If Phoenix was requiring multiple notices of both a claim and a suit, Pelco contends, it should have
said so.
-9- No. 1-19-0477
¶ 32 Phoenix argues that a “claim” and a “suit” are not the same, particularly here, where the
claim and the suit did not include the same alleged damages. In addition, depending on when it
knew of the claim or suit, Pelco had to provide separate notice of each as soon as practicable.
¶ 33 We need not address whether Pelco was required to provide two separate notices—first for
the cost claim and then for the lawsuit—because Pelco failed to satisfy its other duties under the
policy, which precludes it from coverage.

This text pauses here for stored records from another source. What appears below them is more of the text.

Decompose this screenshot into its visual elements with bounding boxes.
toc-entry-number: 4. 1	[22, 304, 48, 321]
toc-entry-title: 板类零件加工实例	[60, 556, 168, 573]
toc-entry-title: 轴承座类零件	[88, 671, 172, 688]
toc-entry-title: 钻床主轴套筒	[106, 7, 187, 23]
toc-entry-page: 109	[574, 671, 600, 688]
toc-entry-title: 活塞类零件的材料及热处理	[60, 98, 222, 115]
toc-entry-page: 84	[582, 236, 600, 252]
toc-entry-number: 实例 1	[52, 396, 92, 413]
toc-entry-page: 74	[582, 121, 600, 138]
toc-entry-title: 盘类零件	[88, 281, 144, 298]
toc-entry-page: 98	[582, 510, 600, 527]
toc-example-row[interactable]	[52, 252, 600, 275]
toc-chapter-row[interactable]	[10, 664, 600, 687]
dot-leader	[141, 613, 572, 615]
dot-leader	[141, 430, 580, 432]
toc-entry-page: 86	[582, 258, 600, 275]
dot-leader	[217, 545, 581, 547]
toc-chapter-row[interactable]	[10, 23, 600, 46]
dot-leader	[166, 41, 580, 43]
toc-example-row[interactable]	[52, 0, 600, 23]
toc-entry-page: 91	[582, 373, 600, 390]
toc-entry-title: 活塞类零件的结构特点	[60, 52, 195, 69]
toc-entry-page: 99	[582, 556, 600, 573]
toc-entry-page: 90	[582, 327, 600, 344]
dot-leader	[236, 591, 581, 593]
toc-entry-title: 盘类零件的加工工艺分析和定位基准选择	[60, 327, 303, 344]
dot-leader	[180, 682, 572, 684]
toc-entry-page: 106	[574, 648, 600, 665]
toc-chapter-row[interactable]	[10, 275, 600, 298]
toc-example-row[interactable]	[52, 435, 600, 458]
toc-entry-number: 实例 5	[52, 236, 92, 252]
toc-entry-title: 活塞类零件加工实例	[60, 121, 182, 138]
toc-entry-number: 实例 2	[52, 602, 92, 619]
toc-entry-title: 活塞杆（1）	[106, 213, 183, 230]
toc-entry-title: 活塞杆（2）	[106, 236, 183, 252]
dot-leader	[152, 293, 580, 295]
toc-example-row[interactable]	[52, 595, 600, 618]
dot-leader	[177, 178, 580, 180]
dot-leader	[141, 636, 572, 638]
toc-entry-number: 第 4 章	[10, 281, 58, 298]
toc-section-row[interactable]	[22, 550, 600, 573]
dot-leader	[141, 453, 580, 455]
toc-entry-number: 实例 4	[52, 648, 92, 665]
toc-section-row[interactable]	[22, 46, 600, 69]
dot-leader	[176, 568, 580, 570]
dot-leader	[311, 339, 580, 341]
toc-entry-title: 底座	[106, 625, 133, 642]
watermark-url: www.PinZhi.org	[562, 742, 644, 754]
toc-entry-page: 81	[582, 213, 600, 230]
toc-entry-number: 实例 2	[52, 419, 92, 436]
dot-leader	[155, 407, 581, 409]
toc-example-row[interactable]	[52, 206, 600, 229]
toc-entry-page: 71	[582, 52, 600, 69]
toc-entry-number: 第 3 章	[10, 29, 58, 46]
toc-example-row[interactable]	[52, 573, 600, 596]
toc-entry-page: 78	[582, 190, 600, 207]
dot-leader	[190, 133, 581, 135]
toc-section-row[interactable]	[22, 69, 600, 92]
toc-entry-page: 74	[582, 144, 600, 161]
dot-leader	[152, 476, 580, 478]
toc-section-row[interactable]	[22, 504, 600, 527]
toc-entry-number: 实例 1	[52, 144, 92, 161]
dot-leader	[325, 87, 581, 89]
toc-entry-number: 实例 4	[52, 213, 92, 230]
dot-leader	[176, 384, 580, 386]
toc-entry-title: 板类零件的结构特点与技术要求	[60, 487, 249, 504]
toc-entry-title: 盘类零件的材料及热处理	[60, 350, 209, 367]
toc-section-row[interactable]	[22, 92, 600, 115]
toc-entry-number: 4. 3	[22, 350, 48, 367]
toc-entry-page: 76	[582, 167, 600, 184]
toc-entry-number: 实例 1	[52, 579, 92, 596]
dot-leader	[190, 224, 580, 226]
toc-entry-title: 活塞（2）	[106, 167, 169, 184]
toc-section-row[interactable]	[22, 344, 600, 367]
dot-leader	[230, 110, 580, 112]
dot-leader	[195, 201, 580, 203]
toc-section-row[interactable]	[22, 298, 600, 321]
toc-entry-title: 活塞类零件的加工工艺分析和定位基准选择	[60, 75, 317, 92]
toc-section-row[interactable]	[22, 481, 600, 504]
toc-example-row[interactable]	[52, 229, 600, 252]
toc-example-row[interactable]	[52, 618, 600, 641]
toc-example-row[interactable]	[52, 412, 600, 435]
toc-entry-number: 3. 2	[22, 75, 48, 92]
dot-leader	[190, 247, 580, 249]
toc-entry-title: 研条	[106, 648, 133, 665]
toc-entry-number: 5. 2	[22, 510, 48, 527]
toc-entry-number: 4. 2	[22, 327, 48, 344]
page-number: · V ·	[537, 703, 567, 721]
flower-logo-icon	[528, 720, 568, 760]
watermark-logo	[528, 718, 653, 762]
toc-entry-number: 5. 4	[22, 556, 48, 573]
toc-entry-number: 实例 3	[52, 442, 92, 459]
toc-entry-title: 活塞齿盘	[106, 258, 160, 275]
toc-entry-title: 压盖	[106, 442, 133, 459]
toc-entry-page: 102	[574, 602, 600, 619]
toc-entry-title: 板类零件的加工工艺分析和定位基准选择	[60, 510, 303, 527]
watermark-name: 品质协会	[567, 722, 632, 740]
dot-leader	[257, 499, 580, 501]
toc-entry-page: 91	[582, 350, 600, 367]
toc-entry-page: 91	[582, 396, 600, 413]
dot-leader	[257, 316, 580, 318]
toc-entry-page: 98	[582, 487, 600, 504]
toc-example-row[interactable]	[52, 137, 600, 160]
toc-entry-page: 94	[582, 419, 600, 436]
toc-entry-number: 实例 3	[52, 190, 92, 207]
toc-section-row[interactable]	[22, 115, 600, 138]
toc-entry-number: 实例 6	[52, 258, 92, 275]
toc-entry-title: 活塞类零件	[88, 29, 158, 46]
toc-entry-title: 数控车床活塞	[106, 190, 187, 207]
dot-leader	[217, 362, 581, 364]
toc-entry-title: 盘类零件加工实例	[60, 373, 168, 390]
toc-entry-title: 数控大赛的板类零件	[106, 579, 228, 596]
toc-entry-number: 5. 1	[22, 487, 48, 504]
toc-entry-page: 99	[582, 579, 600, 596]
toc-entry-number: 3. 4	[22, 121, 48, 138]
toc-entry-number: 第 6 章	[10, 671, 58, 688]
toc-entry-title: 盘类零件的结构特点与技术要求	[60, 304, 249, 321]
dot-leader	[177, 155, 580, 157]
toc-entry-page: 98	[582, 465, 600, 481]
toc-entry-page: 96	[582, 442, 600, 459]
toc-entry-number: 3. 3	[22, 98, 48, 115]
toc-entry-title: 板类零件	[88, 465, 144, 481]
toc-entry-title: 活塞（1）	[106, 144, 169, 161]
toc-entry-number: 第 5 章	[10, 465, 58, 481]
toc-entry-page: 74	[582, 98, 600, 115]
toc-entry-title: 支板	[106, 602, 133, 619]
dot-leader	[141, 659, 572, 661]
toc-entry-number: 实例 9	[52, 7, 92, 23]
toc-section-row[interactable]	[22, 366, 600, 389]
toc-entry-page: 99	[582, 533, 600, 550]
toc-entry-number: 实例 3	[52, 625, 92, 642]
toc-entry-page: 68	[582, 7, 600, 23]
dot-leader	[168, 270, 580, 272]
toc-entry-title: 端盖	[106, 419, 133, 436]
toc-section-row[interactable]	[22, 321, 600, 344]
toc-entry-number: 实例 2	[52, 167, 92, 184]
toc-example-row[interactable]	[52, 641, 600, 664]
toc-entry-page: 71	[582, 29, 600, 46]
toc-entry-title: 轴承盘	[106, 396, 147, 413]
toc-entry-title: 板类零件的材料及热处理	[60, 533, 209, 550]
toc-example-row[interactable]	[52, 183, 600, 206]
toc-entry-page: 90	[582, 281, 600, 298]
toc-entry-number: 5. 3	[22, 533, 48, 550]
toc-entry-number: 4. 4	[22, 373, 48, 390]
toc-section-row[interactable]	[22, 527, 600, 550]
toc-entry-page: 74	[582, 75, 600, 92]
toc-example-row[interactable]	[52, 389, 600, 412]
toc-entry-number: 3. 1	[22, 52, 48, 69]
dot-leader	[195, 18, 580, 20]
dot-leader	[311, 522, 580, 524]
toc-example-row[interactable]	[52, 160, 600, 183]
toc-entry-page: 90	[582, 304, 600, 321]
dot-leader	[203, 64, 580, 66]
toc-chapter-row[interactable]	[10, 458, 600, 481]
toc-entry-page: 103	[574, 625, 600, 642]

As noted, under the “notice of claim or suit” provision
of the policy, Pelco’s duties were not limited to providing notice of claim or suit. The policy also
provided that in the event of an occurrence, offense, claim, or suit, Pelco must “[i]mmediately send
[Phoenix] copies of any demands, notices, summonses or legal papers received in connection with
the claim or suit.” Exelon filed its complaint against Pelco in January 2016; yet, Pelco failed to
“immediately” send Phoenix a copy of the complaint or any other legal papers it received in
connection with the lawsuit. Indeed, Pelco did not send Phoenix any documents related to the suit
until after Phoenix learned, in March 2018, that Exelon had filed a complaint. Pelco’s failure to
provide Phoenix documents relevant to the lawsuit until more than two years after Exelon filed its
complaint was a breach of the insurance agreement. Moreover, by withholding the documents,
Pelco deprived Phoenix of the opportunity to discover facts, participate in the defense of the
insured, and control the litigation. Thus, Pelco breached the insurance contract, which is sufficient
grounds to affirm the trial court’s order granting summary judgment to Phoenix.
¶ 34 Because we affirm on this basis, we do not address Pelco’s other arguments that Phoenix
had “actual” notice of the lawsuit or that Pelco was excused from providing notice.